刀疤脸长得不丑一点不像猴子嘴里那般凶神恶煞满脸横肉,甚至可以说是长得很周正,就是气质上十分狂放。

    刀疤脸看着站着的江子安,原先以为拿着这些点心方子的不是个考究古怪的老手艺人也得是个白白胖胖的长得一副厨子相的男人,结果着这江子安长得竟然比自己还俊俏。

    虽然刀疤脸心里是这样想着的但是脸上还是一副大哥大的样子,气势滴水不露。

    刀疤脸倒是很有耐心等待着江子安的回答,可是他身后的那些小弟们却是没这么大的耐心。

    自己大哥专程来找这小子了,这小子还摆什么谱!

    那个被推开的粗犷汉子不满的皱起了眉头,看着不说话的江子安厉声道:“没听见我们刀哥问你话吗?”

    江子安停下心里头盘算的那秆秤,凉凉的瞥了一眼粗犷汉子,这才抬眼看着堵在门口的刀哥,说道:“不买,不去。”

    刀哥听到这话挑了挑眉,没有说话。

    倒是那个喜欢冒头的粗犷汉子缩了缩脖子,不知怎么回事,这看起来弱鸡一样的小子刚才那一眼竟然比老大恶狠狠的看自己的眼神还让自己觉得害怕。

    那样的眼神,就像是看着案板上的一块猪肉。

    江子安不答应,刀哥也不气,笑了一下,看着江子安道:“安老弟,若是遇到什么难处,你来找我,这里一直有个位置跟你留着。
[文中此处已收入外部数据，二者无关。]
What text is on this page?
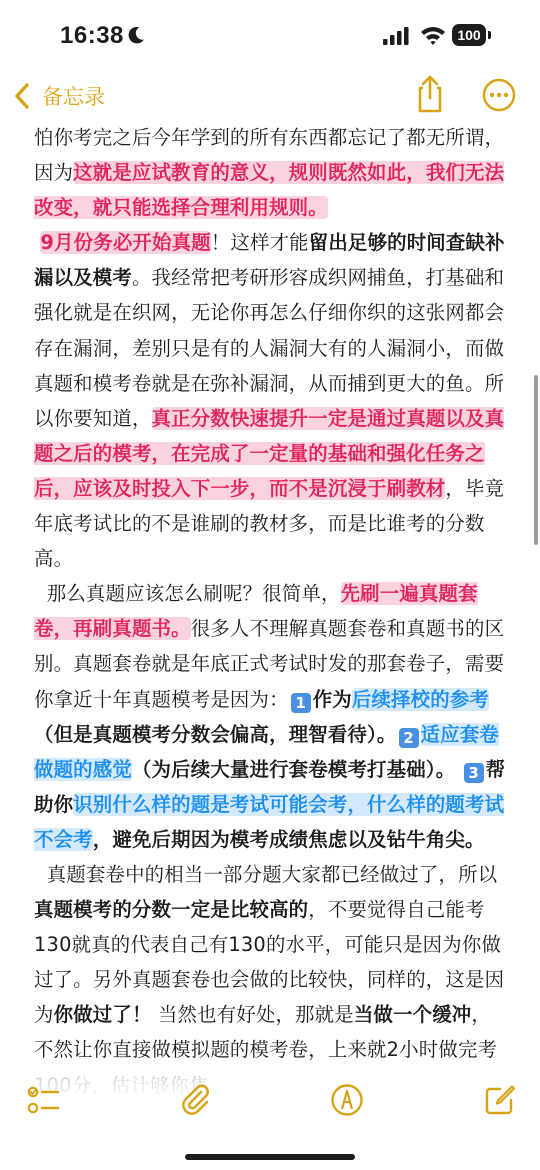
16:38	100
备忘录

怕你考完之后今年学到的所有东西都忘记了都无所谓，因为这就是应试教育的意义，规则既然如此，我们无法改变，就只能选择合理利用规则。

9月份务必开始真题！这样才能留出足够的时间查缺补漏以及模考。我经常把考研形容成织网捕鱼，打基础和强化就是在织网，无论你再怎么仔细你织的这张网都会存在漏洞，差别只是有的人漏洞大有的人漏洞小，而做真题和模考卷就是在弥补漏洞，从而捕到更大的鱼。所以你要知道，真正分数快速提升一定是通过真题以及真题之后的模考，在完成了一定量的基础和强化任务之后，应该及时投入下一步，而不是沉浸于刷教材，毕竟年底考试比的不是谁刷的教材多，而是比谁考的分数高。

那么真题应该怎么刷呢？很简单，先刷一遍真题套卷，再刷真题书。很多人不理解真题套卷和真题书的区别。真题套卷就是年底正式考试时发的那套卷子，需要你拿近十年真题模考是因为： 1 作为后续择校的参考（但是真题模考分数会偏高，理智看待）。 2 适应套卷做题的感觉（为后续大量进行套卷模考打基础）。 3 帮助你识别什么样的题是考试可能会考，什么样的题考试不会考，避免后期因为模考成绩焦虑以及钻牛角尖。

真题套卷中的相当一部分题大家都已经做过了，所以真题模考的分数一定是比较高的，不要觉得自己能考130就真的代表自己有130的水平，可能只是因为你做过了。另外真题套卷也会做的比较快，同样的，这是因为你做过了！ 当然也有好处，那就是当做一个缓冲，不然让你直接做模拟题的模考卷，上来就2小时做完考
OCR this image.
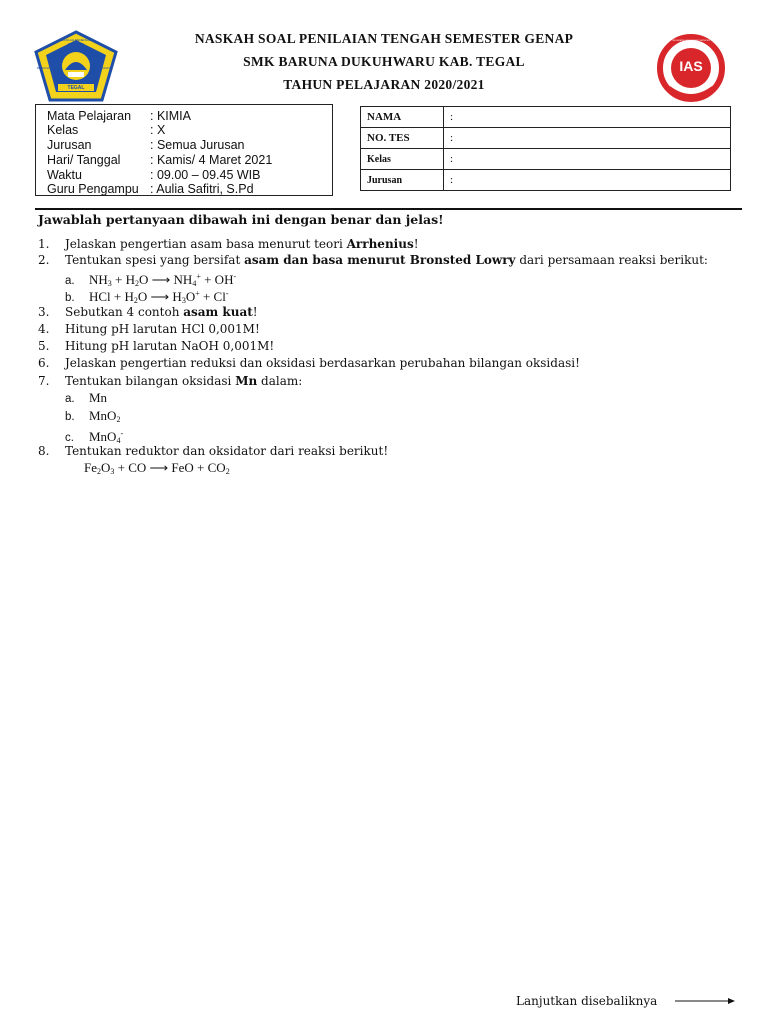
SEKOLAH MENENGAH KEJURUAN
TEGAL
BARUNA	SAKHTI
NASKAH SOAL PENILAIAN TENGAH SEMESTER GENAP
SMK BARUNA DUKUHWARU KAB. TEGAL
TAHUN PELAJARAN 2020/2021
IAS
INTEGRATED ASSESSMENT SERVICES
Mata Pelajaran : KIMIA
Kelas	: X
Jurusan	: Semua Jurusan
Hari/ Tanggal : Kamis/ 4 Maret 2021
Waktu	: 09.00 – 09.45 WIB
Guru Pengampu : Aulia Safitri, S.Pd
NAMA	:
NO. TES	:
Kelas	:
Jurusan	:
Jawablah pertanyaan dibawah ini dengan benar dan jelas!
1. Jelaskan pengertian asam basa menurut teori Arrhenius!
2. Tentukan spesi yang bersifat asam dan basa menurut Bronsted Lowry dari persamaan reaksi berikut:
a. $NH_3 + H_2O$ ⟶ $NH_4^+ + OH^-$
b. HCl + $H_2O$ ⟶ $H_3O^+ + Cl^-$
3. Sebutkan 4 contoh asam kuat!
4. Hitung pH larutan HCl 0,001M!
5. Hitung pH larutan NaOH 0,001M!
6. Jelaskan pengertian reduksi dan oksidasi berdasarkan perubahan bilangan oksidasi!
7. Tentukan bilangan oksidasi Mn dalam:
a. Mn
b. MnO$_2$
c. MnO$_4$-
8. Tentukan reduktor dan oksidator dari reaksi berikut!
$Fe_2O_3$ + CO ⟶ FeO + $CO_2$
Lanjutkan disebaliknya
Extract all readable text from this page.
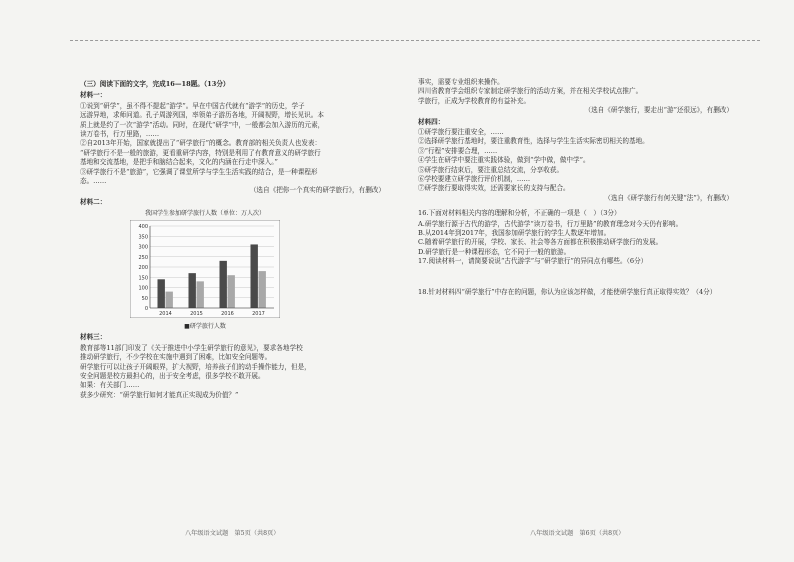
（三）阅读下面的文字，完成16—18题。（13分）
材料一：
①说到“研学”，虽不得不提起“游学”。早在中国古代就有“游学”的历史，学子
远游异地，求师问道。孔子周游列国，率领弟子游历各地，开阔视野，增长见识。本
质上就是约了一次“游学”活动。同时，在现代“研学”中，一般都会加入游历的元素，
读万卷书，行万里路，……
②自2013年开始，国家就提出了“研学旅行”的概念。教育部的相关负责人也发表：
“研学旅行不是一般的旅游，更看重研学内容，特别是利用了有教育意义的研学旅行
基地和交流基地，是把手和脑结合起来，文化的内涵在行走中深入。”
③研学旅行不是“旅游”，它强调了课堂所学与学生生活实践的结合，是一种课程形
态。……
（选自《把你一个真实的研学旅行》，有删改）
材料二：
我国学生参加研学旅行人数（单位：万人次）
400
350
300
250
200
150
100
50
0
2014	2015	2016	2017
■研学旅行人数
材料三：
教育部等11部门印发了《关于推进中小学生研学旅行的意见》，要求各地学校
推动研学旅行，不少学校在实施中遇到了困难，比如安全问题等。
研学旅行可以让孩子开阔眼界，扩大视野，培养孩子们的动手操作能力，但是，
安全问题是校方最担心的，出于安全考虑，很多学校不敢开展。
如果：有关部门……
获多少研究：“研学旅行如何才能真正实现成为价值？”
八年级语文试题　第5页（共8页）
事实，需要专业组织来操作。
四川省教育学会组织专家制定研学旅行的活动方案，并在相关学校试点推广。
学旅行，正成为学校教育的有益补充。
（选自《研学旅行，要走出“游”还很远》，有删改）
材料四：
①研学旅行要注重安全，……
②选择研学旅行基地时，要注重教育性，选择与学生生活实际密切相关的基地。
③“行程”安排要合理，……
④学生在研学中要注重实践体验，做到“学中做，做中学”。
⑤研学旅行结束后，要注重总结交流，分享收获。
⑥学校要建立研学旅行评价机制，……
⑦研学旅行要取得实效，还需要家长的支持与配合。
（选自《研学旅行有何关键“法”》，有删改）
16.下面对材料相关内容的理解和分析，不正确的一项是（　）（3分）
A.研学旅行源于古代的游学，古代游学“读万卷书，行万里路”的教育理念对今天仍有影响。
B.从2014年到2017年，我国参加研学旅行的学生人数逐年增加。
C.随着研学旅行的开展，学校、家长、社会等各方面都在积极推动研学旅行的发展。
D.研学旅行是一种课程形态，它不同于一般的旅游。
17.阅读材料一，请简要说说“古代游学”与“研学旅行”的异同点有哪些。（6分）
18.针对材料四“研学旅行”中存在的问题，你认为应该怎样做，才能使研学旅行真正取得实效？（4分）
八年级语文试题　第6页（共8页）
”

    说完刀哥转身就走,半点没在提什么点心方子。

    他多年来看人的直觉绝对错不了。

    这样想着刀哥摸了摸眼角的刀疤,鹰一样锐利的眼闪过光芒。

    想要出人头地,就得走出这片土地,鱼想要跃过龙门又怎么会是一个简单的事情呢。
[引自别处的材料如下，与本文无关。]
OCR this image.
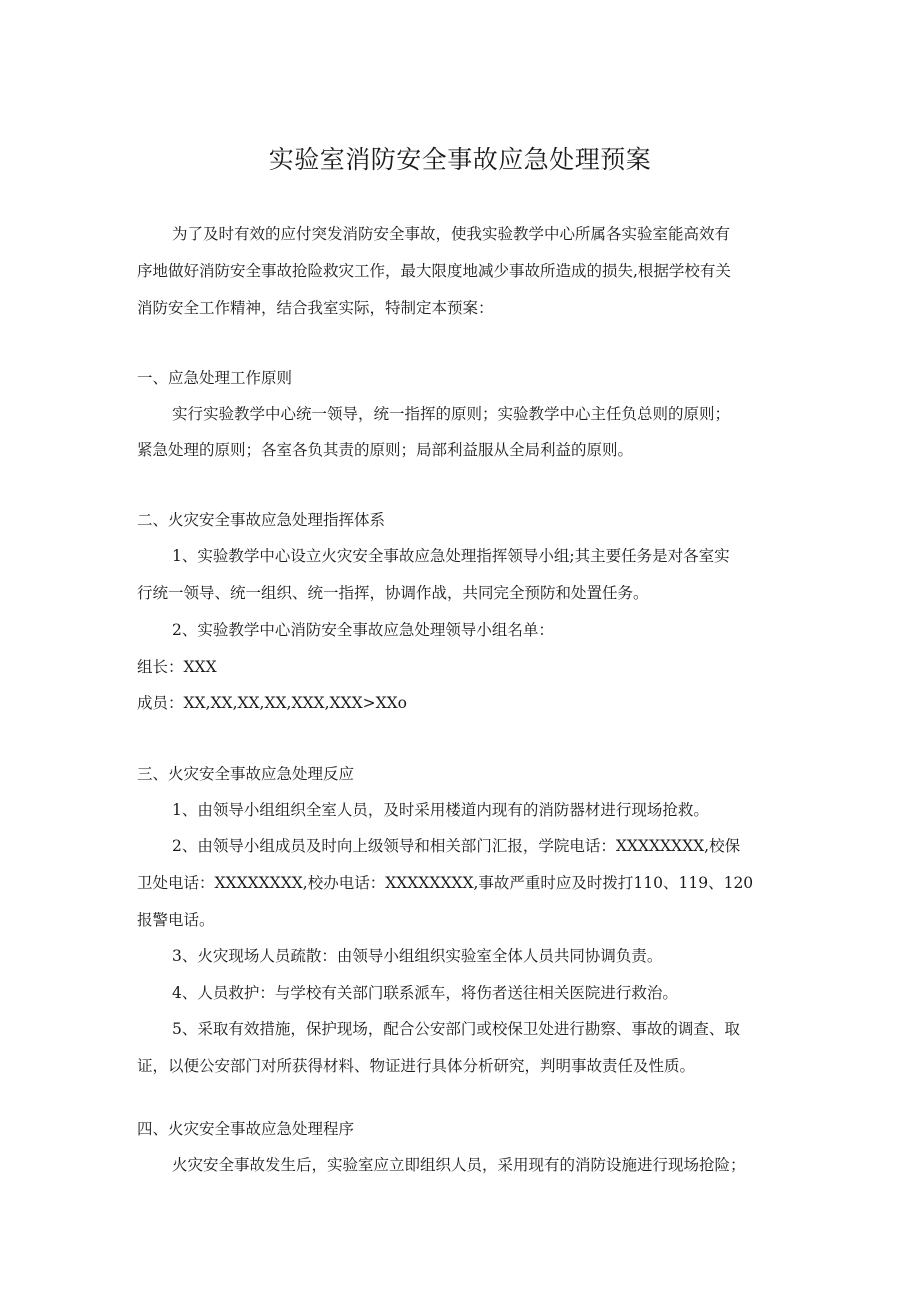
实验室消防安全事故应急处理预案
为了及时有效的应付突发消防安全事故，使我实验教学中心所属各实验室能高效有
序地做好消防安全事故抢险救灾工作，最大限度地减少事故所造成的损失,根据学校有关
消防安全工作精神，结合我室实际，特制定本预案：
一、应急处理工作原则
实行实验教学中心统一领导，统一指挥的原则；实验教学中心主任负总则的原则；
紧急处理的原则；各室各负其责的原则；局部利益服从全局利益的原则。
二、火灾安全事故应急处理指挥体系
1、实验教学中心设立火灾安全事故应急处理指挥领导小组;其主要任务是对各室实
行统一领导、统一组织、统一指挥，协调作战，共同完全预防和处置任务。
2、实验教学中心消防安全事故应急处理领导小组名单：
组长：XXX
成员：XX,XX,XX,XX,XXX,XXX>XXo
三、火灾安全事故应急处理反应
1、由领导小组组织全室人员，及时采用楼道内现有的消防器材进行现场抢救。
2、由领导小组成员及时向上级领导和相关部门汇报，学院电话：XXXXXXXX,校保
卫处电话：XXXXXXXX,校办电话：XXXXXXXX,事故严重时应及时拨打110、119、120
报警电话。
3、火灾现场人员疏散：由领导小组组织实验室全体人员共同协调负责。
4、人员救护：与学校有关部门联系派车，将伤者送往相关医院进行救治。
5、采取有效措施，保护现场，配合公安部门或校保卫处进行勘察、事故的调查、取
证，以便公安部门对所获得材料、物证进行具体分析研究，判明事故责任及性质。
四、火灾安全事故应急处理程序
火灾安全事故发生后，实验室应立即组织人员，采用现有的消防设施进行现场抢险；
    这江子安以后怕是还有的招呼要和他打,不为这点点心方子伤了和气。

    这样想着刀疤脸又推了一下粗犷汉子的脑袋。

    “老熊,说了多少次了,别冲动!”

    粗犷汉子揉了揉光溜溜的脑袋嘿嘿的笑着:“下次注意,下次注意。”

    刀哥气的又想打人:“还有下次!?”

    老熊连忙跑着躲开了刀哥一踢脚,嘿嘿的笑着,脸上写满了憨厚朴实。

    江子安关上门,眼底还是一片冰冷,背靠着木门,手里捏紧了家法。

    看着片刻才仰起头,一闭上眼睛,那些挥之不去如同印刻在脑海里的记忆有翻腾上来,带着血沫和腐烂的肉。

    江奶奶一出门就看见江子安难受的样子,连忙走过去扶着江子安的肩膀,晃了晃他。

    “安哥儿!安哥儿!”

    江子安回神就看见江奶奶一脸担忧和凝重的看着自己,江子安抹了抹额头上的汗珠,对着江奶奶笑了笑:“奶奶我没事。”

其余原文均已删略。